For Taunt Anne:
There's a great song by John Mayer that I've been thinking about today. He talks about how he is "one generation's length away from finding life out on [his] own." Hear for yourself:
Another one of my older relatives passed today. It is becoming a lot more frequent these days, which I would expect. That's been the tough part about "midlife." As much as I'll deny that 40 is fast approaching, the reality is that it is. What bothers me most is not the growing bags under my eyes or the course gray hairs that stick straight up or the fact that I now need help to get up off the floor. It's that as time continues to pass, I am losing the "older and wiser" people in my life at a faster rate. I am starting to look within myself more for the "answers" or turning to those around me who are also my age, struggling themselves to figure out life as it comes.
At these times, I miss those mornings when I was barely a teenager sitting in my grandmother's rocking chair in the corner of her kitchen.

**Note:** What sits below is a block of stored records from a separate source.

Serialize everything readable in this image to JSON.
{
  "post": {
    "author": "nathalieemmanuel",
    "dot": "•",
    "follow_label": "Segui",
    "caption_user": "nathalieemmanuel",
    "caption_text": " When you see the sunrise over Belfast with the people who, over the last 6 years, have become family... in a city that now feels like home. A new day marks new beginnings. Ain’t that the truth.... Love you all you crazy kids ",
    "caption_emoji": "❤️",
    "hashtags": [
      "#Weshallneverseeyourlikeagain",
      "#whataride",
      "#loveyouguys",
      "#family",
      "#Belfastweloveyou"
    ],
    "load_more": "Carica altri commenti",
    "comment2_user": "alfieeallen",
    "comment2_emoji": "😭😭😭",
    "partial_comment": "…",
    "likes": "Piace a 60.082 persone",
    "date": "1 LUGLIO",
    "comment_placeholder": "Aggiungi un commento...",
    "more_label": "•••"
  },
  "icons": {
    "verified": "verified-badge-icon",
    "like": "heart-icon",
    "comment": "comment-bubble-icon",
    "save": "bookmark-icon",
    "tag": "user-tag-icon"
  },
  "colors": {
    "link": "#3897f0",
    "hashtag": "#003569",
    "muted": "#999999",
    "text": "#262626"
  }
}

I would hold a coffee cup that was more full of milk than coffee because it made me feel older. I miss the nights that I would sit at the bar with my aunt as I asked all of the questions I had on my mind. She never stopped the steady stream that came at her...not even at 2 or 3 in the morning. I miss the fact that I could now sit with my father and ask him about what I have discovered as an adult.
And what I am discovering most of all is the brevity of life and the simplicity that is what makes it so special. It is nothing new. It is nothing noteworthy. But what I need to work on is learning that lesson. It is so easily forgotten amid the hectic work day. The rain-filled day where I worry about getting cold or wet. The day when I hit the snooze too many times because I am tired.
My Aunt Anne taught me a great lesson in life, and on the day she passed, I now share it with you. Shortly before she turned 90, her hot water heater exploded. It was only inches away from where she was sitting watching TV. Miraculously, it exploded upward, caught the roof on fire, and she escaped unharmed. Her house, on the other hand, did not. I remember walking through her home. I remember smelling wet carpet and charred walls. Anne had lost everything. I saw her standing in front of a neighbor's home, and I didn't know what I was going to say. I imagined she would be devastated and at a loss for words. I walked over to her and gave her a hug. I told her how sorry I was. She said that she was very lucky and felt blessed. She had come out alive.
As one of the many in my life who have taught me great lessons...thank you, Anne.